Mi arrendo perché se porti a casa Motta, Pepe e Bonucci - sia chiaro, tutte scommesse, ma ci stanno - spendendo pochissimo o scambiando giocatori non agisci male, ma se continui comprando Martinez e Krasic quando con i soldi risparmiati andavi a prendere un top player mi viene da pensare che dietro Marotta ci sia la regìa occulta di Alessio Secco!
O, come più probabile, quella di Jean-Claude Blanc, la cui presenza apparentemente ridimensionata sembra invece proprio tesa a garantire, con un profilo più basso ma per questo ancora più subdolo, la continuità del “projettò ridimensionamentò”.
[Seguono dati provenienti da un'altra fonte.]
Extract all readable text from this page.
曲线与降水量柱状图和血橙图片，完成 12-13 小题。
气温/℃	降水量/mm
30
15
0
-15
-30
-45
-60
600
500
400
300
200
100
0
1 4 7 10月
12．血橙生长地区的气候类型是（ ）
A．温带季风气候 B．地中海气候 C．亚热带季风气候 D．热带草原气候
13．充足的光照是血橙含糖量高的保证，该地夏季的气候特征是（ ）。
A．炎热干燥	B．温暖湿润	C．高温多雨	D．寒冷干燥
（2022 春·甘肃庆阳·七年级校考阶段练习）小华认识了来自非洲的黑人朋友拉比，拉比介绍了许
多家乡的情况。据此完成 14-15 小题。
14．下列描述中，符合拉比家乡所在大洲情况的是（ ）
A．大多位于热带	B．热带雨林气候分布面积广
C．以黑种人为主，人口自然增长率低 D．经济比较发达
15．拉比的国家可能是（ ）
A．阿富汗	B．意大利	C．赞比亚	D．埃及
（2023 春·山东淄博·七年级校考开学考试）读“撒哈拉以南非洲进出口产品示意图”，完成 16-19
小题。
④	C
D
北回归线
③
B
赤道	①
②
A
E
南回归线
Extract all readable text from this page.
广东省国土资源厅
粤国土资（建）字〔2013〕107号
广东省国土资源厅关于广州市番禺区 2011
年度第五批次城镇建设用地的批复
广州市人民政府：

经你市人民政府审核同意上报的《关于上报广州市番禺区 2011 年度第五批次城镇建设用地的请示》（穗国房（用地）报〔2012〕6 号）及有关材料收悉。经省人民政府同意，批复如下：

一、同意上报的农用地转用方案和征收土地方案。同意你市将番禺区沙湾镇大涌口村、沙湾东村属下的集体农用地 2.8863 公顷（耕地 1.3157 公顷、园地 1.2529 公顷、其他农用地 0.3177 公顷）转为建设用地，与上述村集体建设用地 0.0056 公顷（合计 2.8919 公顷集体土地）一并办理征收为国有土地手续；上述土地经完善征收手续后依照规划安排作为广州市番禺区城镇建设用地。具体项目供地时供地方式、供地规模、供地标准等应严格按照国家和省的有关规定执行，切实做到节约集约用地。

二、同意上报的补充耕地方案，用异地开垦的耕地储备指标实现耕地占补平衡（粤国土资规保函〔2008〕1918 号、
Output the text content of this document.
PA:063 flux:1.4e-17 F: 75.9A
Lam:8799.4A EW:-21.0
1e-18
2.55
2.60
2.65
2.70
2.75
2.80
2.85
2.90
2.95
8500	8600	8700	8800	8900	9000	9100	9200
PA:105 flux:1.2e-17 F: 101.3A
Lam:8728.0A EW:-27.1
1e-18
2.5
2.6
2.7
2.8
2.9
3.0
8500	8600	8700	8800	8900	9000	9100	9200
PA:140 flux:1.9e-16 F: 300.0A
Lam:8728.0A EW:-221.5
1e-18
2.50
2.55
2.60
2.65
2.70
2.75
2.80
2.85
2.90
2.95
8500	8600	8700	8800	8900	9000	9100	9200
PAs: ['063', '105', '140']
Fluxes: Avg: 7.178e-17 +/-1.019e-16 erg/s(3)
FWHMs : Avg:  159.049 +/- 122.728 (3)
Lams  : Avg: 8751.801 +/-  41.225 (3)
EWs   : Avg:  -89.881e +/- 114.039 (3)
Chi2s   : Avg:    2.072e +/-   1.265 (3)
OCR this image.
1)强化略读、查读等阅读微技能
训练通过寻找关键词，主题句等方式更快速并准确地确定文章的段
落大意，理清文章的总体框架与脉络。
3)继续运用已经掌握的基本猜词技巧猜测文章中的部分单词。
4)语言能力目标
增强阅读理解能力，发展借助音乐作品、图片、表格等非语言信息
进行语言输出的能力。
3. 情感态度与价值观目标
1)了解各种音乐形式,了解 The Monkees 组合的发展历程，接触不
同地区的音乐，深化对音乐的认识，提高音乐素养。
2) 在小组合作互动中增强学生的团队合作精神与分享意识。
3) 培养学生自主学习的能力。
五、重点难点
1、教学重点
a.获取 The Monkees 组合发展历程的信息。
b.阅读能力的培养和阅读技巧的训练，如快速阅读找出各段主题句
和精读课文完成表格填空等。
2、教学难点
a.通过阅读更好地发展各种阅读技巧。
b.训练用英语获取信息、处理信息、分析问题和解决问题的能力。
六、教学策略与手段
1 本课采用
Un ridimensionamento che non prevede di fatto i grandi giocatori, quelli che trasformano una squadra, infondono personalità e intelligenza calcistica (qualità che mancano totalmente in questo gruppo) e trascinano il gruppo, ma si fonda su tanti soldatini precisi e ubbidienti, sperando di indovinare nel mucchio qualcuno che renda oltre le aspettative.
Quest’anno una grande società costretta a partecipare alla “Coppa che non conta nulla” (cit. De Laurentiis, che ha pienamente ragione) avrebbe comprato uno/due grandi giocatori, privilegiando la qualità alla quantità per far bene in campionato, disinteressandosi di un torneo, l’Europa League appunto, che tutti i grandi club snobbano e vedono come un fastidio, tranne noi, che evidentemente non siamo più un grande club e abbiamo una società e uno staff tecnico dalla mentalità provinciale.
Il campo potrà smentirmi e da tifoso juventino ne sarei ben felice, ma prevedo ancora una lunga stagione di mediocrità.